Patience paid off for Jo-Jo. After a year at the American Trail’s seal pool, she is able to draw upon her memory of her exhibit area—as well as her sensitive whiskers—to swim freely without fear or hesitation.
California sea lion
California sea lions (Zalophus californianus) often hunt cooperatively. Working together to herd up their prey, a group of sea lions can eat between five and eight percent of their body weight in one day.
But for Ronin, every bite was a struggle.
Ronin was rescued on the coast of California, alone and significantly undersized for her age. As Ronin was being rehabilitated, staff at the Pacific Marine Mammal Center (PMMC) noticed the 1-year-old sea lion was having difficulty eating her fish. They discovered she was born without salivary glands: she could not properly swallow food. Without the ability to feed herself, she would be unable to survive in the wild.
The solution turned out to be a form of occupational therapy. With the aid of a sea lion keeper from a nearby zoo, PMMC staff physically assisted Ronin by helping move the fish down her throat. After a while, and with positive reinforcement and verbal cues, she learned how to swallow small pieces without assistance. And with staff consistently delivering food to her mouth in a very specific way, Ronin eventually taught herself how to eat full-sized fish on her own.
“Now we feed Ronin exactly the same way as all the other sea lions. She's been an amazing addition to the American Trail. And it's a huge success story for the Pacific Marine Mammal Center,” said Vogel.
Abyssinian ground hornbill
Abyssinian ground hornbills (Bucorvus abyssinicus) get their name from their impressive pincer-like beaks. But these beaks are for more than just show – Abyssinian ground hornbills use their long beaks to pick up food, and then toss the food item back and swallow it whole. This method of eating is necessary because Abyssinian ground hornbills lack teeth. These birds evolved to eat a wide variety of food items, so the ability to make precise movements with their beaks is critical.
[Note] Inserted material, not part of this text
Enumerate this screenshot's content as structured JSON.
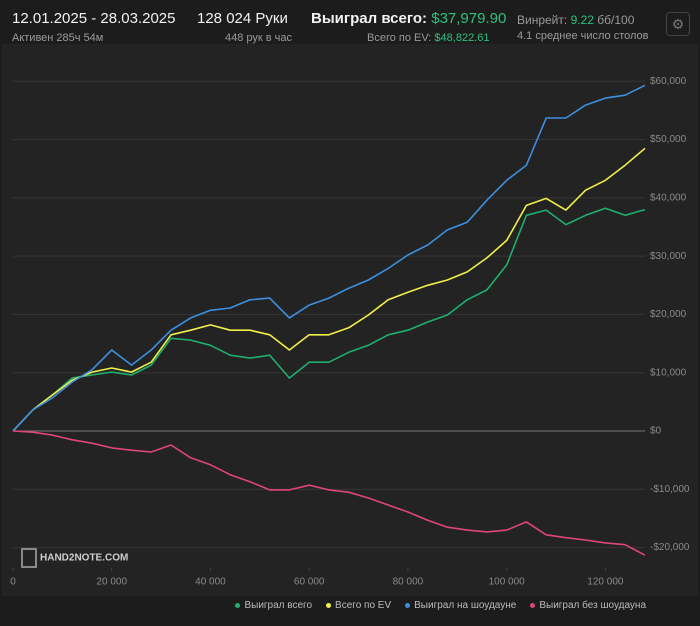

But for Karl, precise movements weren’t an option. When Karl came to the Zoo, his lower beak was significantly shorter than the top, due to an injury. He’d learned to adapt by turning his head sideways to pick up large food items, but keepers noticed he was unable to pick up smaller pieces of food. The older he got, the more worn down his lower beak became.
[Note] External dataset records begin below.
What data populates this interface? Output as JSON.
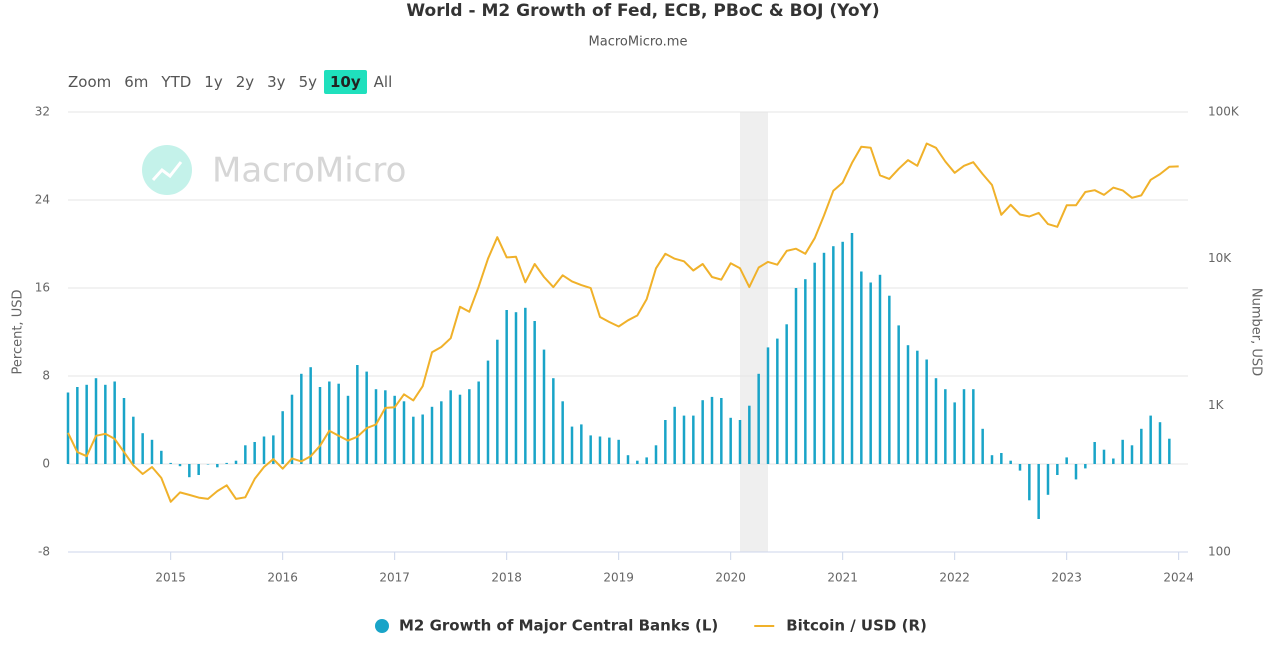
{
  "chart_data": {
    "type": "combo",
    "title": "World - M2 Growth of Fed, ECB, PBoC & BOJ (YoY)",
    "subtitle": "MacroMicro.me",
    "watermark": "MacroMicro",
    "range_selector": {
      "label": "Zoom",
      "buttons": [
        "6m",
        "YTD",
        "1y",
        "2y",
        "3y",
        "5y",
        "10y",
        "All"
      ],
      "selected": 6
    },
    "y_label": "Percent, USD",
    "y2_label": "Number, USD",
    "x": [
      "2014-02",
      "2014-03",
      "2014-04",
      "2014-05",
      "2014-06",
      "2014-07",
      "2014-08",
      "2014-09",
      "2014-10",
      "2014-11",
      "2014-12",
      "2015-01",
      "2015-02",
      "2015-03",
      "2015-04",
      "2015-05",
      "2015-06",
      "2015-07",
      "2015-08",
      "2015-09",
      "2015-10",
      "2015-11",
      "2015-12",
      "2016-01",
      "2016-02",
      "2016-03",
      "2016-04",
      "2016-05",
      "2016-06",
      "2016-07",
      "2016-08",
      "2016-09",
      "2016-10",
      "2016-11",
      "2016-12",
      "2017-01",
      "2017-02",
      "2017-03",
      "2017-04",
      "2017-05",
      "2017-06",
      "2017-07",
      "2017-08",
      "2017-09",
      "2017-10",
      "2017-11",
      "2017-12",
      "2018-01",
      "2018-02",
      "2018-03",
      "2018-04",
      "2018-05",
      "2018-06",
      "2018-07",
      "2018-08",
      "2018-09",
      "2018-10",
      "2018-11",
      "2018-12",
      "2019-01",
      "2019-02",
      "2019-03",
      "2019-04",
      "2019-05",
      "2019-06",
      "2019-07",
      "2019-08",
      "2019-09",
      "2019-10",
      "2019-11",
      "2019-12",
      "2020-01",
      "2020-02",
      "2020-03",
      "2020-04",
      "2020-05",
      "2020-06",
      "2020-07",
      "2020-08",
      "2020-09",
      "2020-10",
      "2020-11",
      "2020-12",
      "2021-01",
      "2021-02",
      "2021-03",
      "2021-04",
      "2021-05",
      "2021-06",
      "2021-07",
      "2021-08",
      "2021-09",
      "2021-10",
      "2021-11",
      "2021-12",
      "2022-01",
      "2022-02",
      "2022-03",
      "2022-04",
      "2022-05",
      "2022-06",
      "2022-07",
      "2022-08",
      "2022-09",
      "2022-10",
      "2022-11",
      "2022-12",
      "2023-01",
      "2023-02",
      "2023-03",
      "2023-04",
      "2023-05",
      "2023-06",
      "2023-07",
      "2023-08",
      "2023-09",
      "2023-10",
      "2023-11",
      "2023-12",
      "2024-01"
    ],
    "series": [
      {
        "name": "M2 Growth of Major Central Banks (L)",
        "type": "bar",
        "color": "#19a4c8",
        "values": [
          6.5,
          7,
          7.2,
          7.8,
          7.2,
          7.5,
          6,
          4.3,
          2.8,
          2.2,
          1.2,
          0.1,
          -0.2,
          -1.2,
          -1,
          0,
          -0.3,
          0.1,
          0.3,
          1.7,
          2,
          2.5,
          2.6,
          4.8,
          6.3,
          8.2,
          8.8,
          7,
          7.5,
          7.3,
          6.2,
          9,
          8.4,
          6.8,
          6.7,
          6.2,
          5.7,
          4.3,
          4.5,
          5.2,
          5.7,
          6.7,
          6.3,
          6.8,
          7.5,
          9.4,
          11.3,
          14,
          13.8,
          14.2,
          13,
          10.4,
          7.8,
          5.7,
          3.4,
          3.6,
          2.6,
          2.5,
          2.4,
          2.2,
          0.8,
          0.3,
          0.6,
          1.7,
          4,
          5.2,
          4.4,
          4.4,
          5.8,
          6.1,
          6,
          4.2,
          4,
          5.3,
          8.2,
          10.6,
          11.4,
          12.7,
          16,
          16.8,
          18.3,
          19.2,
          19.8,
          20.2,
          21,
          17.5,
          16.5,
          17.2,
          15.3,
          12.6,
          10.8,
          10.3,
          9.5,
          7.8,
          6.8,
          5.6,
          6.8,
          6.8,
          3.2,
          0.8,
          1,
          0.3,
          -0.6,
          -3.3,
          -5,
          -2.8,
          -1,
          0.6,
          -1.4,
          -0.4,
          2,
          1.3,
          0.5,
          2.2,
          1.7,
          3.2,
          4.4,
          3.8,
          2.3,
          null
        ]
      },
      {
        "name": "Bitcoin / USD (R)",
        "type": "line",
        "axis": "y2",
        "color": "#f0b12a",
        "values": [
          650,
          480,
          450,
          620,
          640,
          590,
          480,
          390,
          340,
          380,
          320,
          220,
          255,
          245,
          235,
          230,
          260,
          285,
          230,
          236,
          315,
          380,
          430,
          370,
          435,
          415,
          450,
          530,
          670,
          620,
          575,
          610,
          700,
          740,
          960,
          970,
          1190,
          1080,
          1350,
          2300,
          2500,
          2870,
          4700,
          4340,
          6450,
          10000,
          14000,
          10200,
          10300,
          6900,
          9200,
          7500,
          6400,
          7700,
          7000,
          6600,
          6300,
          4000,
          3700,
          3450,
          3800,
          4100,
          5300,
          8600,
          10800,
          10000,
          9600,
          8300,
          9200,
          7500,
          7200,
          9300,
          8600,
          6400,
          8700,
          9500,
          9100,
          11300,
          11700,
          10800,
          13800,
          19700,
          29000,
          33000,
          45000,
          58000,
          57000,
          37000,
          35000,
          41000,
          47000,
          43000,
          61000,
          57000,
          46000,
          38500,
          43000,
          45500,
          37700,
          31800,
          19900,
          23300,
          20000,
          19400,
          20500,
          17200,
          16500,
          23100,
          23100,
          28500,
          29300,
          27200,
          30500,
          29200,
          26000,
          27000,
          34500,
          37700,
          42300,
          42600
        ]
      }
    ],
    "plot_bands": [
      [
        "2020-02",
        "2020-05"
      ]
    ],
    "xlim": [
      "2014-02",
      "2024-02"
    ],
    "xticks": [
      2015,
      2016,
      2017,
      2018,
      2019,
      2020,
      2021,
      2022,
      2023,
      2024
    ],
    "ylim": [
      -8,
      32
    ],
    "yticks": [
      -8,
      0,
      8,
      16,
      24,
      32
    ],
    "y2lim": [
      100,
      100000
    ],
    "y2log": true,
    "y2ticks": [
      100,
      {
        "value": 1000,
        "label": "1K"
      },
      {
        "value": 10000,
        "label": "10K"
      },
      {
        "value": 100000,
        "label": "100K"
      }
    ],
    "grid": true,
    "legend": "bottom"
  }
}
Karl’s animal care team turned to colleagues at the Smithsonian’s National Museum of Natural History. Using the skull of a deceased Abyssinian ground hornbill in the museum’s collection, exhibit specialists rendered a 3-D model of the hornbill’s skull, which was used as a reference to create a 3-D printed prosthetic beak for Karl. Once attached, Karl was able to use his new beak to do everything a hornbill should.